I warned that the coming downturn is likely to be deeper and more prolonged than others in recent years because there will be less scope for interest rate cuts and public expenditure. Inventors in the UK are likely to be affected by falling demand, reduced grant and loan funding, reduced credit, caution on the part of angels, VCs and other investors, rising costs at least in the long term and increasing competition from the BRICs states (Brazil, Russia, India and China).
However, growth in the BRICs states will provide opportunities. Until now we have looked to those countries to outsource manufacturing and services. Those countries are also fast growing markets, powerhouses of research and development and increasingly they will be a source of investment for business in the UK.
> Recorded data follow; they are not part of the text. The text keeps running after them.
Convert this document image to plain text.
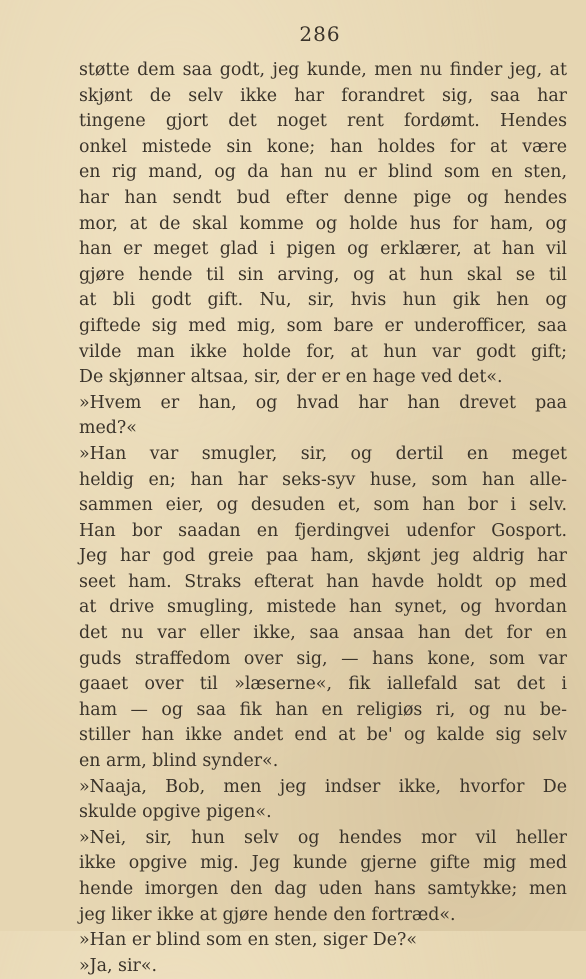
286
støtte dem saa godt, jeg kunde, men nu finder jeg, at
skjønt de selv ikke har forandret sig, saa har
tingene gjort det noget rent fordømt. Hendes
onkel mistede sin kone; han holdes for at være
en rig mand, og da han nu er blind som en sten,
har han sendt bud efter denne pige og hendes
mor, at de skal komme og holde hus for ham, og
han er meget glad i pigen og erklærer, at han vil
gjøre hende til sin arving, og at hun skal se til
at bli godt gift. Nu, sir, hvis hun gik hen og
giftede sig med mig, som bare er underofficer, saa
vilde man ikke holde for, at hun var godt gift;
De skjønner altsaa, sir, der er en hage ved det«.
»Hvem er han, og hvad har han drevet paa
med?«
»Han var smugler, sir, og dertil en meget
heldig en; han har seks-syv huse, som han alle-
sammen eier, og desuden et, som han bor i selv.
Han bor saadan en fjerdingvei udenfor Gosport.
Jeg har god greie paa ham, skjønt jeg aldrig har
seet ham. Straks efterat han havde holdt op med
at drive smugling, mistede han synet, og hvordan
det nu var eller ikke, saa ansaa han det for en
guds straffedom over sig, — hans kone, som var
gaaet over til »læserne«, fik iallefald sat det i
ham — og saa fik han en religiøs ri, og nu be-
stiller han ikke andet end at be' og kalde sig selv
en arm, blind synder«.
»Naaja, Bob, men jeg indser ikke, hvorfor De
skulde opgive pigen«.
»Nei, sir, hun selv og hendes mor vil heller
ikke opgive mig. Jeg kunde gjerne gifte mig med
hende imorgen den dag uden hans samtykke; men
jeg liker ikke at gjøre hende den fortræd«.
»Han er blind som en sten, siger De?«
»Ja, sir«.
There will also be opportunities here. We shall still need to save energy and protect the environment. There will be plenty of demand for innovation in energy conservation, renewables and, of course, the Internet as it continues to develop and expand. I reminded the audience that 1930s, the decade of the worst economic downturn in recent history, was also an age of innovation producing all sorts of important inventions from ballpoint pens and sellotape to jet engines and radar.
Economic difficulties are likely to make invention promoters that much more tempting. They are to be avoided like the plague. Stephen Nipper has started a discussion on what to do about these people on his blog ("Counseling (sic) Victims of Invention Promotion Companies" 15 Oct 2008).